Jim Dauw and Jenny Stafford echoed the sentiment that caregiving can be difficult — more than one might expect when going into it. The Summit County Community and Senior Center offers a caregiver support group to help caregivers deal with the mental health impacts.
In Grand County, Mountain Family Center runs Grand Seniors, which provides services like transportation, nutrition assistance, events for social interaction, free meals, an “equipment closet” with medical and mobility equipment people can borrow, a book and puzzle library, and technology assistance for older adults who need help with their phone, computer, printer or anything else.
Katie Stuvel, the health and senior resource specialist at Mountain Family Center, wrote in an email that one of Grand Seniors’ most important programs is resource navigation. It provides aging adults with information about local resources for things like transportation and housing as well as help navigating the medical system.

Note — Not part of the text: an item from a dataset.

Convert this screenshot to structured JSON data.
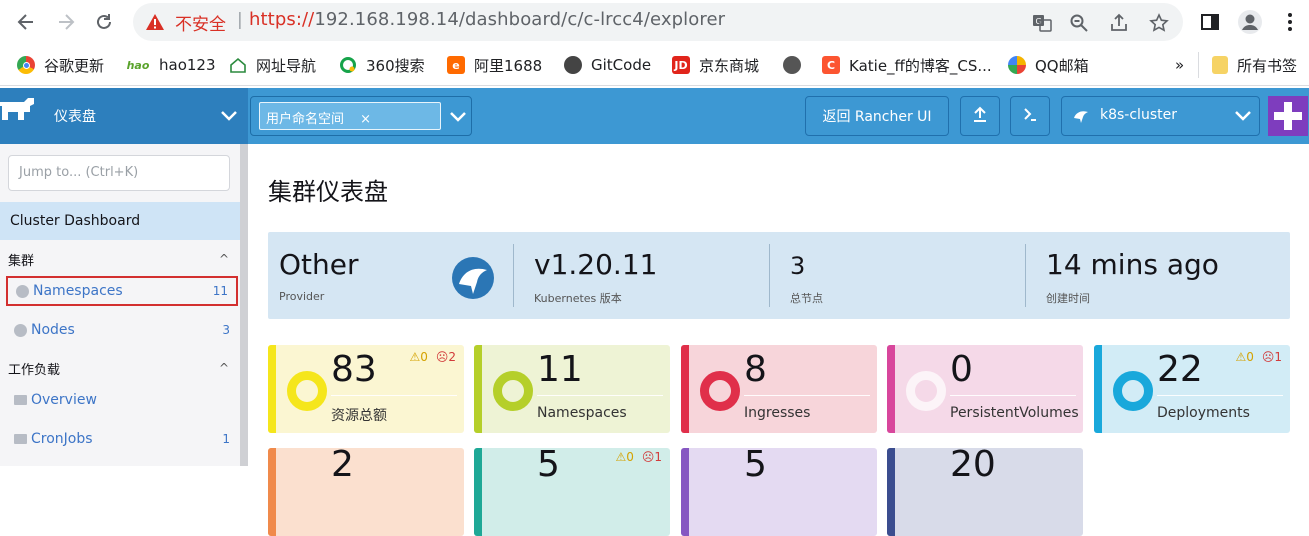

Vintage, the area agency on aging that covers Summit, Grand and four other counties, helps fund programs provided by the Summit County Community and Senior Center and Mountain Family Center.
Director Erin Fisher said Vintage also has Medicare counseling, a long-term care ombudsman, other educational programs and voucher programs. The vouchers can provide funding for nonprofessional caregivers, transportation and more. She said the vouchers are designed to be flexible, allowing people to use them in a “way that makes sense.”
Though Summit and Grand counties lack the level of care found in metropolitan areas, Jim Dauw, who lives in Dillon and often visits his wife in Denver, said he’s been impressed by how resilient and knowledgeable the community has been.
“I’m meeting people in the community that have been here much longer,” Dauw said. “I’ve been in Dillon for a little over five years, but I’m meeting people that have been here for a long time and provide really good advice and support. … I’ve got a really good support network.”
He’s remained active in trying to improve services for people hoping to age in place in Colorado’s mountains, including through his role on the board of directors for Timberline. He has even shared his experience with others at the Summit County Community and Senior Center to raise awareness on challenges facing the community and how to navigate aging, especially in Colorado’s mountains.
Dauw’s advice is to communicate with friends, family and providers and to ask for help, because in doing so, he found many ways to support his wife and himself before and after she had to move into a memory care facility on the Front Range.
“No. 1, I believe it takes a village,” he said. “We’re in this together.”